Знаешь, как противно это делать просто так, из мести?! Ты считаешь себя супермужчиной и шляешься по девкам. Думаешь, я ничего не знаю? О-о-о! Я знаю о тебе так много: и как ты пытался подобраться к моим подругам, и про всех твоих грязных девок. А ты обо мне не знаешь ничего! Как-то я узнала, что ты путался с Алкой, тихой овечкой, «горячо любившей» своего мужа, – не делай таких больших глаз, да-да! И муж ее знает, но именно он ее и в самом деле сильно любил и упросил меня не устраивать скандала. Поэтому его командировки резко закончились, а вместе с ними и ее свободное время.

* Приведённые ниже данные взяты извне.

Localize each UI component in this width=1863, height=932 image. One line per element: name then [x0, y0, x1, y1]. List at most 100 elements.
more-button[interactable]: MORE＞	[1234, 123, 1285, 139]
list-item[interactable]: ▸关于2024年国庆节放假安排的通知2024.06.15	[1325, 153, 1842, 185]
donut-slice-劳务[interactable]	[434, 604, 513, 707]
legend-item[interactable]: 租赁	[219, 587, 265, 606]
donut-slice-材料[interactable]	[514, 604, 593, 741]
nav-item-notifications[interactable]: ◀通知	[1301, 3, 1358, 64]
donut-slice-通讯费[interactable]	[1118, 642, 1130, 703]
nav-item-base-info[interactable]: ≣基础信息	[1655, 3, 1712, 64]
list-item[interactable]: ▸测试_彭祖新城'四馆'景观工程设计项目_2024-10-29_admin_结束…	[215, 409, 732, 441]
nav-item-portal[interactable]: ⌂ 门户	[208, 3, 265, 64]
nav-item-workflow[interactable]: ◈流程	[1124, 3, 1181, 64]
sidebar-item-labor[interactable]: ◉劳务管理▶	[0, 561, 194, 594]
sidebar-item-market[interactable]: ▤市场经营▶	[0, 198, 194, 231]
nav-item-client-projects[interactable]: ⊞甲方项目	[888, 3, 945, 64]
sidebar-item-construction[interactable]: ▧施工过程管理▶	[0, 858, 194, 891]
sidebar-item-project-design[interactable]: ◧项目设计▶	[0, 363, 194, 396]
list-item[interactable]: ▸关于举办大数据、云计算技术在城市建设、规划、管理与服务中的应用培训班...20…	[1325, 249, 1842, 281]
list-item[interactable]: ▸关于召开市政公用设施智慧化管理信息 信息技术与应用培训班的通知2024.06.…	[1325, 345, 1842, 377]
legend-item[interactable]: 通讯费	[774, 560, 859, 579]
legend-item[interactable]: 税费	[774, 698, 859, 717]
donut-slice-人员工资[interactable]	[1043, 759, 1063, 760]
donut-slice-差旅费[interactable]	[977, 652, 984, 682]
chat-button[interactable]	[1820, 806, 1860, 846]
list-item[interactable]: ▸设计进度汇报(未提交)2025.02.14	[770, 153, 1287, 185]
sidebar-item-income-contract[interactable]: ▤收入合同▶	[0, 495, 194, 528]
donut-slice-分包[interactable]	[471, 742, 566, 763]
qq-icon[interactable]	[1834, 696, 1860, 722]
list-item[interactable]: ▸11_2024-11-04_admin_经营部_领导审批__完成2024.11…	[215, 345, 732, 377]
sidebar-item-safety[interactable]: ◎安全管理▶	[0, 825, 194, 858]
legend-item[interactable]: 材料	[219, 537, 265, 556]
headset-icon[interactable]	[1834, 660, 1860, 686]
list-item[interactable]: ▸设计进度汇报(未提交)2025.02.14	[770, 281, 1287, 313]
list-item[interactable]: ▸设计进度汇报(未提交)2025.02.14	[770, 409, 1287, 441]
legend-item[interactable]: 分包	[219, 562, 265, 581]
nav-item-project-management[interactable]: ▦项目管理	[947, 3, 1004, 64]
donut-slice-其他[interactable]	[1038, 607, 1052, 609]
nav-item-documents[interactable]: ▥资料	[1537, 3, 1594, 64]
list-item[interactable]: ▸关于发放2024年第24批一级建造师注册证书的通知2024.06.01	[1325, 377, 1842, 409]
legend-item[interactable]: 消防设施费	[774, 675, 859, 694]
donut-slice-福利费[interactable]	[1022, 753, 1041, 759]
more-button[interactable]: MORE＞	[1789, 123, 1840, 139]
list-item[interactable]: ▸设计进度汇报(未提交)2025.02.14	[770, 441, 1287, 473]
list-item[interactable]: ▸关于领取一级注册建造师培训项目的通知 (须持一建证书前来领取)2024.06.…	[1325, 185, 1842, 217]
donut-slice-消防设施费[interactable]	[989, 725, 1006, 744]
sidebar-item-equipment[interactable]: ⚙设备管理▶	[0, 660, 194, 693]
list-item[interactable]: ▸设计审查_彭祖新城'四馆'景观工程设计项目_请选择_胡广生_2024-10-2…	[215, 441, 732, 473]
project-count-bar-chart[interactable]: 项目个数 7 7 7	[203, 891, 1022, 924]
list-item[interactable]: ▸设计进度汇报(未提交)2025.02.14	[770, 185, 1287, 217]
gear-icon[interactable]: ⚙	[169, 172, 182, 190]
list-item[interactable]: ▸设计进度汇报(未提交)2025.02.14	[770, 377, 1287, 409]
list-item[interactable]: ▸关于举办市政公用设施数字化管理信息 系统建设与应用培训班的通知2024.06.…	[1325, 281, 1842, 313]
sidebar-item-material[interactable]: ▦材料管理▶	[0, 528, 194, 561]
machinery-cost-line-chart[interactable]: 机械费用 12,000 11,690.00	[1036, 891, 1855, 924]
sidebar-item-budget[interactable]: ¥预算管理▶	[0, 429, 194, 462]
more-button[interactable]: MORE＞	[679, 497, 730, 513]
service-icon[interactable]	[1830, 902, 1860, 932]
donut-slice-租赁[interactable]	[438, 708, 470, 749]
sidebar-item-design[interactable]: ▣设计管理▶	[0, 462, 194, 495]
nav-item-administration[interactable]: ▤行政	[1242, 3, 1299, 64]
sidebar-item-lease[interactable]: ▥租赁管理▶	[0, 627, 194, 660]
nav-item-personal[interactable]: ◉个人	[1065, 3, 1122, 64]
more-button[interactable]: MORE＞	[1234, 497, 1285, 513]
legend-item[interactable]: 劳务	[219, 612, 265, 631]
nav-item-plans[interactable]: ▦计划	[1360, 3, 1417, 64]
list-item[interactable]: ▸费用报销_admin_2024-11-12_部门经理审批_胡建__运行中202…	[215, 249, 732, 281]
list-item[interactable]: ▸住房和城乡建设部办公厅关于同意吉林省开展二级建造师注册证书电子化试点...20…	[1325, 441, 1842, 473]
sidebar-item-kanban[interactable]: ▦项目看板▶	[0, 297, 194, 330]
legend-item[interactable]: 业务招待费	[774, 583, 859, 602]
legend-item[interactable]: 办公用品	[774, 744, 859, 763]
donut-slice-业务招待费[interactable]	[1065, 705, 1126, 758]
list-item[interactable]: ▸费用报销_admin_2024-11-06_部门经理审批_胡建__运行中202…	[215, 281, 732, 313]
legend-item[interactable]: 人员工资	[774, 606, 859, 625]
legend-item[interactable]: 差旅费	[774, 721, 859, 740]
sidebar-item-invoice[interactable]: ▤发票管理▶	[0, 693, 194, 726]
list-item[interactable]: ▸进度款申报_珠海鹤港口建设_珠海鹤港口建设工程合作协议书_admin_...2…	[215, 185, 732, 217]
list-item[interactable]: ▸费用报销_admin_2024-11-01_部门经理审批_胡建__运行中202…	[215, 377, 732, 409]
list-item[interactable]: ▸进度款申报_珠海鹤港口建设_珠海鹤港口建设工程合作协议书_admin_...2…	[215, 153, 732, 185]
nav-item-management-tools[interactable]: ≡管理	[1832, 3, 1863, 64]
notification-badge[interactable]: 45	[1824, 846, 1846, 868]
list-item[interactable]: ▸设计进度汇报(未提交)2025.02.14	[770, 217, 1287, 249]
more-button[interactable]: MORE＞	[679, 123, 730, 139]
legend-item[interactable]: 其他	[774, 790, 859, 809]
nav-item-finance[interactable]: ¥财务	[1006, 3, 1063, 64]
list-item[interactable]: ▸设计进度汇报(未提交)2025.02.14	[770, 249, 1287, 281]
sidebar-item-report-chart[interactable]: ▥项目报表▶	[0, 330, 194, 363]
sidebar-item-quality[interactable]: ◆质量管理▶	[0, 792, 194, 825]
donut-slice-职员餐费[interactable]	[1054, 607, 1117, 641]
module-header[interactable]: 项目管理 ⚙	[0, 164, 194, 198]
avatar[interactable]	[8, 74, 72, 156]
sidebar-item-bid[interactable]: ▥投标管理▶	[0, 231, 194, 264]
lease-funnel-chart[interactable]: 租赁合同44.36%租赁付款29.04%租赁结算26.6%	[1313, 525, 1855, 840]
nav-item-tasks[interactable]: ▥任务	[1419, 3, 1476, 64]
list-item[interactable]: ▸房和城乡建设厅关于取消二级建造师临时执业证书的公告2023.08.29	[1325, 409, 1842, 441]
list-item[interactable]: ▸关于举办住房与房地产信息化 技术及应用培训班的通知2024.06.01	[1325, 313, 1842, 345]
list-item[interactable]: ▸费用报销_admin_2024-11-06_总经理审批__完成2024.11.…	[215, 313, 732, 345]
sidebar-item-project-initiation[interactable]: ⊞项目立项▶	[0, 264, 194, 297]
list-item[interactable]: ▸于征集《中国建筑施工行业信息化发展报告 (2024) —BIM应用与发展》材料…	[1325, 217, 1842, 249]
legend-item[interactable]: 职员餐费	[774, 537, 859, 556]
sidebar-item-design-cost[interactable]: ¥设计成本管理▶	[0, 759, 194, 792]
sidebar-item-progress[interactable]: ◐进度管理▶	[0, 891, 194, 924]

А я просто перестала быть тебе верной женой. И каждый раз, когда я изменяла тебе – пускай они не такие красивые, как ты, но были мужчины и посильнее тебя, – я старалась уравнять наш счет. А как ты думал: равноправие в зарплате означает равноправие и в личной жизни! Слава Богу, потом я наконец встретила человека, которого полюбила, а он полюбил меня. Я не уходила от тебя только из-за Костика, а теперь у нас с тобой все кончено! Что глаза выпучил? Смотри, чтоб не лопнули! Дождался того, чего хотел, – теперь ты свободен, совсем свободен! Можешь проваливать куда хочешь!
Я пытаюсь подойти к ней и обнять, чтобы успокоить, – она отшатывается от меня, как лоточница от налогового инспектора.
– Ты мерзость! Ты испоганил мне жизнь! – У нее на глазах появляются слезы. – Он мой, только мой! Мой дорогой сыночек лежит сейчас во тьме, в сырой могиле, куда ты его загнал… Ой! – Она хватается за сердце и тихо опускается на софу.
Я вновь пытаюсь ей помочь, но это вызывает реакцию, противоположную ожидаемой. Глаза ее злобно сверкают.
– Уходи прочь! Ты был нужен сыну, но потерял его, а мне не нужен совсем! Сейчас ты для меня – пустое место. Я так хочу, чтобы ты действительно превратился в пустое место! Эта квартира моя, все в ней мое. Ты пришел в мою жизнь с чемоданом, а уйти можешь с двумя, а может, и двух не хватит. Три дня тебе достаточно, чтобы собрать свои вещички? – Я киваю. – Вот и хорошо, чудненько. А теперь оставь меня одну, пожалуйста, – произносит она холодно и отворачивается от меня.
Во время ее тирады я стоял молча. Я был потрясен. Не тем, что она изменяла мне, нет. Ее напором, энергией, таким обилием слов. Вот тебе и мечтательница, тихоня! Я в шутку называл ее дома самой молчаливой учительницей словесности – она всегда была немного замкнута, этакая «вещь в себе», хотя в школе была на хорошем счету. Дома она отшучивалась:
– Когда много говорят, значит, хотят многое узнать, а мне хватает того, что я и так узнаю от учеников. Спрашивать – это значит иметь свой вариант ответа, а на некоторые вопросы лучше его не иметь вовсе, поэтому их лучше не задавать.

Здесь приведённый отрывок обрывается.